Scattering
To do scattering, no new classes are made, only functions relying on all the previous classes are used.
Convolutional Scattering
This type of scatter uses the same method as the scatter presented in the XCIST paper, and the kernel for the convolution has been retrieved from XCIST GitHub.
- convolutional_scatter(xray_source, photon_count, detector, sfactor)
This method, takes in the photon count across all energy bins and applies a convolution to this array, the result is then added to the original photon count array to create the final count.
- Parameters:
xray_source (
source) – The xray_source used to create the photon count array.photon_count (
double) – An array of dimensions [energy_bins, ny_pix, nz_pix, nrotation], generated by ray tracing the source through the phantom.detector (
detector) – The detector used to create the photon count array.sfactor (
double) – A scatter factor used to customise the amount of scatter in the image.
- Returns:
scatter – The additional scatter to be added to the photon count array.
- Return type:
nbins x ny x nz x nrot double
To retrieve the scatter kernel, the user can use the following function.
- get_scatter_kernel()
Since the data is retrieved from the file taken from the xcist repository, the data needs to be reshaped to column major order, as the data is stored in row major order.
- Returns:
scatter_kernel – The scatter kernel used in the convolutional scatter.
- Return type:
65x49 double
To normalise the photon count, we calculate what the count would be if there was no phantom, an air scan. This function is not limited to the convolutional scatter, it can be used by the user to calculate the air scan, if they so wish.
- air_scan(xray_source, detector)
This function assumes that the ray length provided by the detector array is the exact length between the source and the detector, therefore calculates the total attenuation without performing any ray tracing, using \(\mu_a\,l\), where \(\mu_a\) is the linear attenuation coefficient of air and \(l\) is the length of the ray.
- Parameters:
- Returns:
photon_count – An array of dimensions [energy_bins, ny_pix, nz_pix, nrotation], representing the number of photons that would be detected if there was no phantom.
- Return type:
nbins x ny x nz x nrot double
Deterministic Scatter
This scatter method is still under development and may be subject to change. The method is takes a more deterministic approach to scatter than true monte carlo methods, where we rely on the rays generated for ray tracing, and then sample the scatter from these rays.
We sample every ray at 0.1 mean free paths, and then trace 100*sfactor rays from this point, randomly choosing the direction of the scatter, and the energy of the scattered ray. We then calculate if this ray will hit the detector, and if it does, we add the number of photons that will hit this pixel to the scatter array.
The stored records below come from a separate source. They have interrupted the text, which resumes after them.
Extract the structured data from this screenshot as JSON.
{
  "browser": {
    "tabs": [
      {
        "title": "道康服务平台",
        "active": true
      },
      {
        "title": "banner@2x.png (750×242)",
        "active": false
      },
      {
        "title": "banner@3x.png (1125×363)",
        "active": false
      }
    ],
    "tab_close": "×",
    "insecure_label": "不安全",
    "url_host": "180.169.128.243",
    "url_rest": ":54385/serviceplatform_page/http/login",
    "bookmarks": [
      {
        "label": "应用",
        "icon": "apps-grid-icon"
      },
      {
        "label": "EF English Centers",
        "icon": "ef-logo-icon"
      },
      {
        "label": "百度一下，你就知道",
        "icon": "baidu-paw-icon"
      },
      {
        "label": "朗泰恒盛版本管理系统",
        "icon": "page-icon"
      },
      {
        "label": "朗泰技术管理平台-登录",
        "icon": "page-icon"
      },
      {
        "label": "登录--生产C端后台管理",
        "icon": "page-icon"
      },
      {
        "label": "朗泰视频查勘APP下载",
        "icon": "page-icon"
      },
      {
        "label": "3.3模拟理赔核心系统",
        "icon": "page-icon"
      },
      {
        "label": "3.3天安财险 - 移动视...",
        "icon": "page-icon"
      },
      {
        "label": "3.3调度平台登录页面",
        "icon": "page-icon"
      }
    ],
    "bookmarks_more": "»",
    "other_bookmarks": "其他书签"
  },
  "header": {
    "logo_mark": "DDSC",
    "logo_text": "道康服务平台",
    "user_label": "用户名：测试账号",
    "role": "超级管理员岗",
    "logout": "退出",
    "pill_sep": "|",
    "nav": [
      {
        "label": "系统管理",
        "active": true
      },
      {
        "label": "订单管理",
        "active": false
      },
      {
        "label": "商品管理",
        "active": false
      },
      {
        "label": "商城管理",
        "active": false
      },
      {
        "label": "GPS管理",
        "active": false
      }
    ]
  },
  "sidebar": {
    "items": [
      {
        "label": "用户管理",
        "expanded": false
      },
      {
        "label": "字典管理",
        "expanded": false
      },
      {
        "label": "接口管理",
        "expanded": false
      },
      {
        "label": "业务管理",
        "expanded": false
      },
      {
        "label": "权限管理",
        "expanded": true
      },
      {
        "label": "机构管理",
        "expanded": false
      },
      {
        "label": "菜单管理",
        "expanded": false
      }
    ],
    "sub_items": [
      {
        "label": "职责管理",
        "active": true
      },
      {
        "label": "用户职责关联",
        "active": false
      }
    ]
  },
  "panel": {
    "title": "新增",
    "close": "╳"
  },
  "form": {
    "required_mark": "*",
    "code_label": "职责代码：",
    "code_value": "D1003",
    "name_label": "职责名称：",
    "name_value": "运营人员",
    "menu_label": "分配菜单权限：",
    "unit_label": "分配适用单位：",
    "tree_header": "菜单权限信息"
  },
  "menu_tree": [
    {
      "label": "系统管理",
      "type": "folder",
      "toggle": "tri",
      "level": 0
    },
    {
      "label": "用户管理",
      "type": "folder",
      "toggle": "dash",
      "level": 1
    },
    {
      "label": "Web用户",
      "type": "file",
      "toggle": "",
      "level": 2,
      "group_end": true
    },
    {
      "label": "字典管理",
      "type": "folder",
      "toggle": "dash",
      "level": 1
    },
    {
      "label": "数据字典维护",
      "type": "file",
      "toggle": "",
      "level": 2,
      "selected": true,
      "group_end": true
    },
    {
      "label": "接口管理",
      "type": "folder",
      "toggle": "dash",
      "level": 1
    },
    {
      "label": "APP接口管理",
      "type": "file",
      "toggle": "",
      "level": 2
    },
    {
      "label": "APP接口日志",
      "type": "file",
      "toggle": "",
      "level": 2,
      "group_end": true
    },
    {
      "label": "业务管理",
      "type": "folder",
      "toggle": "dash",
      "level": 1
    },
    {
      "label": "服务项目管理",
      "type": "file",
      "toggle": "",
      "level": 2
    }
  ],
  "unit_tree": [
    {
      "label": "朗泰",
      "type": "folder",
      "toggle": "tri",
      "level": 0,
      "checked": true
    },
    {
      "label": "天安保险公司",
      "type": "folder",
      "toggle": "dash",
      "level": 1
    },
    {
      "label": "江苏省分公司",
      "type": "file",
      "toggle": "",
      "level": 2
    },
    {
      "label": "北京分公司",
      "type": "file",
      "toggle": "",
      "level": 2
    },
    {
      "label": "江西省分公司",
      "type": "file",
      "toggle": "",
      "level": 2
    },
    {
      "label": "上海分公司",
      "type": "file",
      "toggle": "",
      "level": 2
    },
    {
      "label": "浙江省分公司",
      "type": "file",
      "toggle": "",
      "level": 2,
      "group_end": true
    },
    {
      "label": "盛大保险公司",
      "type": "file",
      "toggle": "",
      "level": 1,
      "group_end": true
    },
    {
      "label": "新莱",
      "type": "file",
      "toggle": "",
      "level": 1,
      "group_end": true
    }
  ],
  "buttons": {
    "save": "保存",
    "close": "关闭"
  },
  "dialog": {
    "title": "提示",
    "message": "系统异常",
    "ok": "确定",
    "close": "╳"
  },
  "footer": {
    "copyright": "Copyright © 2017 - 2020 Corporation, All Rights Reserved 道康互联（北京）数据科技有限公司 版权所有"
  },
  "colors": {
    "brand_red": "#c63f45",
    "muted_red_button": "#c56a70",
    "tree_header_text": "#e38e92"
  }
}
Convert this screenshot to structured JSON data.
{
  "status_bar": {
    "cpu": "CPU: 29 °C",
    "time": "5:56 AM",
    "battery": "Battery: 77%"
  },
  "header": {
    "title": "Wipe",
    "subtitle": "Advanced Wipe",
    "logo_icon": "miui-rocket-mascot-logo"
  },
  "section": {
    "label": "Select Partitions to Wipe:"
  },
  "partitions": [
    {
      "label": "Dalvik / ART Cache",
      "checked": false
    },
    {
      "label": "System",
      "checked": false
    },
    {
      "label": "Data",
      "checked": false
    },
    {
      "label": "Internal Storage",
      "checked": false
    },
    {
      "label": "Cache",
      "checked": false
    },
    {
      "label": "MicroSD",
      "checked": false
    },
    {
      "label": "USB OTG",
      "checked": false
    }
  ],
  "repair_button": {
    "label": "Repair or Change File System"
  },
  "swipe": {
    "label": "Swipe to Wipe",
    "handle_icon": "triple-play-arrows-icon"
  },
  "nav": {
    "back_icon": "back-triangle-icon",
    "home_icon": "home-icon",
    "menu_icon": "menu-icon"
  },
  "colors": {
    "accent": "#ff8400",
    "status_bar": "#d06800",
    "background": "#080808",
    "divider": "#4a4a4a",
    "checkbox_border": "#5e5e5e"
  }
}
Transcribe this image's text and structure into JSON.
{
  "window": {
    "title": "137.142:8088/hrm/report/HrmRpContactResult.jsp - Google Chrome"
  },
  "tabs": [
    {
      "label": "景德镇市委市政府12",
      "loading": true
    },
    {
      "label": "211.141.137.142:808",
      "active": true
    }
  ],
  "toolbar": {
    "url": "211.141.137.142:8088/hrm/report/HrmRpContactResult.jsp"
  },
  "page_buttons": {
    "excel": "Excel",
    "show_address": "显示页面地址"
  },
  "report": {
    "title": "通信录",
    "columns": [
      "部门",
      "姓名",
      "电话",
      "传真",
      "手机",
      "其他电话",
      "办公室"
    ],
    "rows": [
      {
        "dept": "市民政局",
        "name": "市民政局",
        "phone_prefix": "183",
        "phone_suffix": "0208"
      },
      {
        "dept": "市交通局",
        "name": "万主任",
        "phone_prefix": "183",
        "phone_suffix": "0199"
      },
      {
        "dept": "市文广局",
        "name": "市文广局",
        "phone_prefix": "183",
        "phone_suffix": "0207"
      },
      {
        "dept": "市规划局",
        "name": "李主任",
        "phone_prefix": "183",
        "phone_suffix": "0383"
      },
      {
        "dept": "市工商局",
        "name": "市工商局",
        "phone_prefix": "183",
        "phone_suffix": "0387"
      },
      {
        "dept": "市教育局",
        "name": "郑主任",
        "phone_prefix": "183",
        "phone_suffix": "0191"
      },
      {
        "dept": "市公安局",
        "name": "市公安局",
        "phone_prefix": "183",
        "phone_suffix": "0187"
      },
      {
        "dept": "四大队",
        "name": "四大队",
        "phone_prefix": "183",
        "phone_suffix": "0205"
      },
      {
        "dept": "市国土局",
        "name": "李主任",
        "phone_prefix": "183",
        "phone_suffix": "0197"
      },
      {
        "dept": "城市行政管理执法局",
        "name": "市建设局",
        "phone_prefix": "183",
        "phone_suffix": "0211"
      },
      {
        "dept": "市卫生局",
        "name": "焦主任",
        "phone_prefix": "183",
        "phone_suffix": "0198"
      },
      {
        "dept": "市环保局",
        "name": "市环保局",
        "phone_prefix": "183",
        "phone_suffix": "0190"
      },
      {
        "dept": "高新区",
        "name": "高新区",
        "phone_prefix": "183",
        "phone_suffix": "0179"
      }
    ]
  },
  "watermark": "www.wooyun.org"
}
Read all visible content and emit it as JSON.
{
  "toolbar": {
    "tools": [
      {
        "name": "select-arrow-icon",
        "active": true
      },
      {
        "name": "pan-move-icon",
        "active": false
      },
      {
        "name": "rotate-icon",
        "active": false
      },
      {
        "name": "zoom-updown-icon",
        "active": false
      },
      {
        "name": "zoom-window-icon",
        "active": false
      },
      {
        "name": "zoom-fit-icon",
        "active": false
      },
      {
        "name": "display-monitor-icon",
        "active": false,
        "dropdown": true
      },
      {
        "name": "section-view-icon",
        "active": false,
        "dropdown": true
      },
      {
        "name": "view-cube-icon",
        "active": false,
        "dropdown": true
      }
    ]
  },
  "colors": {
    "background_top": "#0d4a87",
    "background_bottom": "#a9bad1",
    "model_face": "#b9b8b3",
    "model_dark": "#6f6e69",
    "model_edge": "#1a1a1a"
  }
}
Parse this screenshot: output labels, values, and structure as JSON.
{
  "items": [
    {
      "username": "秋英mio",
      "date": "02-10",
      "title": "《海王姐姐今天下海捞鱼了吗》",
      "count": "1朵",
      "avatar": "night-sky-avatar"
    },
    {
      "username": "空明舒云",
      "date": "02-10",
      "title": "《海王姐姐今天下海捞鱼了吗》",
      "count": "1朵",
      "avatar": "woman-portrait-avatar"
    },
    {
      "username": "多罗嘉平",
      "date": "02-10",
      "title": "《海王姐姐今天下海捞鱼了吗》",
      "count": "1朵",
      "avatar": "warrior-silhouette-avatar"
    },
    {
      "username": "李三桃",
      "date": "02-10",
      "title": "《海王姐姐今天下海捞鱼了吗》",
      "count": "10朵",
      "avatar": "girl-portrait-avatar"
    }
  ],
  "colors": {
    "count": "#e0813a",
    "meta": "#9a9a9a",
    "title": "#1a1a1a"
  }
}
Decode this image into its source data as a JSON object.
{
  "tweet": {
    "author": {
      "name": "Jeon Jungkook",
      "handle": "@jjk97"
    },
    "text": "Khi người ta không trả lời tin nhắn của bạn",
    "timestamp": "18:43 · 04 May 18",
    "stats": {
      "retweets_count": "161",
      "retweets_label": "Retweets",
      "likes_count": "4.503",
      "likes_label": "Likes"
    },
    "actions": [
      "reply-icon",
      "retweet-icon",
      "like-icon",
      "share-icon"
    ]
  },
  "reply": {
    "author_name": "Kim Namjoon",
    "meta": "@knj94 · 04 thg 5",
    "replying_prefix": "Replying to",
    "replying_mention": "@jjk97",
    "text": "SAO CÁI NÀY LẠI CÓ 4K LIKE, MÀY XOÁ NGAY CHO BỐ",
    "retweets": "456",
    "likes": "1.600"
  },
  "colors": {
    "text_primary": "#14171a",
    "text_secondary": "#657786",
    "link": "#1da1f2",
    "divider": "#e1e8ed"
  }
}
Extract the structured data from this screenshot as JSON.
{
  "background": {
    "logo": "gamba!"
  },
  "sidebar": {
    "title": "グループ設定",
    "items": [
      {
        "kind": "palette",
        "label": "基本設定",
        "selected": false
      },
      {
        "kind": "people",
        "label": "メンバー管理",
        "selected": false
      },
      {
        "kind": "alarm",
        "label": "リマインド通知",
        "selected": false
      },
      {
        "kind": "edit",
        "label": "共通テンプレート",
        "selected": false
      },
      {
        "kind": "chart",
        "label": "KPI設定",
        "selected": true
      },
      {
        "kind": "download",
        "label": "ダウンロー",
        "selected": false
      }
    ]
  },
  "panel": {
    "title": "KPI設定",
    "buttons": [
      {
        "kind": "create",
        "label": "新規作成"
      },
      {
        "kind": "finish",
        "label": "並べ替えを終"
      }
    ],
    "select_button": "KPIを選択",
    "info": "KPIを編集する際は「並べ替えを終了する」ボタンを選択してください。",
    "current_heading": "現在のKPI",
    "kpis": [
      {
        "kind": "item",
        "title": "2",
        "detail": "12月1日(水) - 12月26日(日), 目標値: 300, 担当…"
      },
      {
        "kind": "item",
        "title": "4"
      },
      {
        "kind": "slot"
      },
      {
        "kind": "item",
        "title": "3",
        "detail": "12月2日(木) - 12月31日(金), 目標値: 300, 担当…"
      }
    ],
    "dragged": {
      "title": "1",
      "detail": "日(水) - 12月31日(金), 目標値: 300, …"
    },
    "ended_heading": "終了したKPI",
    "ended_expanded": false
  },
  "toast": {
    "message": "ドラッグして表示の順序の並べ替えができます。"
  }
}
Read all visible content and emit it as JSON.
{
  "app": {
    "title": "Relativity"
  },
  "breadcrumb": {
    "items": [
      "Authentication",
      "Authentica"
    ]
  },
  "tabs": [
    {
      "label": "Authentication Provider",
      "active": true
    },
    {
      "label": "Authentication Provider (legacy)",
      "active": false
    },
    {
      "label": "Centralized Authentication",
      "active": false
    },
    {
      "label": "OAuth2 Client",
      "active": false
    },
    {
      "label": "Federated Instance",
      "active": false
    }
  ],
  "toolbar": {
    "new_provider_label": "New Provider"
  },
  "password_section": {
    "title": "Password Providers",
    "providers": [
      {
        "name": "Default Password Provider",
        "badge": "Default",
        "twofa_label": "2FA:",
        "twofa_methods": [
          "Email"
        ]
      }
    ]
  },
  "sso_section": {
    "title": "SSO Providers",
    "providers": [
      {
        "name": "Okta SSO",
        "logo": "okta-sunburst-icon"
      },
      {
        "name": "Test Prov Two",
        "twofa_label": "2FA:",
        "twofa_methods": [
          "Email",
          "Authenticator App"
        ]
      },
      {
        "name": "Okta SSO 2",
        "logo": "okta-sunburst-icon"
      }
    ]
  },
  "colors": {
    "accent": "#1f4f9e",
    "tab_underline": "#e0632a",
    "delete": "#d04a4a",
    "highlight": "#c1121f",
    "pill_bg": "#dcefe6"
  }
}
We determine the number of photons that will hit the pixel by using the attenuation of the up to this sample point, the probability of the ray scattering at this point, the number of rays being sampled from this point, and the attenuation of the ray from this point to the detector.
There are several functions involved in this method, but the main function is the following.
- monte_carlo_scatter(xray_source, phantom, detector_obj, sfactor)
This function is very similar to
compute_sinogram(), with the only real difference being that this function is used to calculate the scatter, and not the sinogram. This also means that the energy that the rays are scattered with is not the same as the energy that the rays are generated with, and so we need to keep track of this.- Parameters:
xray_source (
source) – The source of xrays to be used to create the scatter.phantom (
voxel_array) – The phantom that the rays will be scattered through.detector_obj (
detector) – The detector that the rays will be scattered to.sfactor (
double) – A scatter factor used to customise the amount of rays traced and potentially scattered.
- Returns:
scatter – The scatter array to be added to the photon count array.
- Return type:
nbins x ny x nz x nrot double
- compton_dist(nrjs)
- Parameters:
nrjs (
1xN double) – A list of energies to be used to sample the scatter.- Returns:
thetas – A list of thetas produced by sampling the distribution using the Geant4 physics reference manual. Used alongside the
compton_scatter()function. The produced thetas should be randomly sampled to produce the angles of scatter.- Return type:
1xN double
- compton_scatter(direction, inrj, thetas)
This function calculates the new direction and energy of the ray after a Compton scatter. The sampling of the new direction is done using the formulae from the Geant4 physics reference manual and assisted by the Geant4 source code.
This function uses some code directly from CLHEP to calculate the vector transformation in order to retrieve the new direction of the ray.
- Parameters:
direction (
3x1 double) – The initial direction of the ray.inrj (
double) – The initial energy of the ray.thetas (
1xN double) – A list of thetas to be used to sample the scatter.
- Returns:
direction (
3x1 double) - The new direction of the ray after scattering.nrj (
double) - The new energy of the ray after scattering.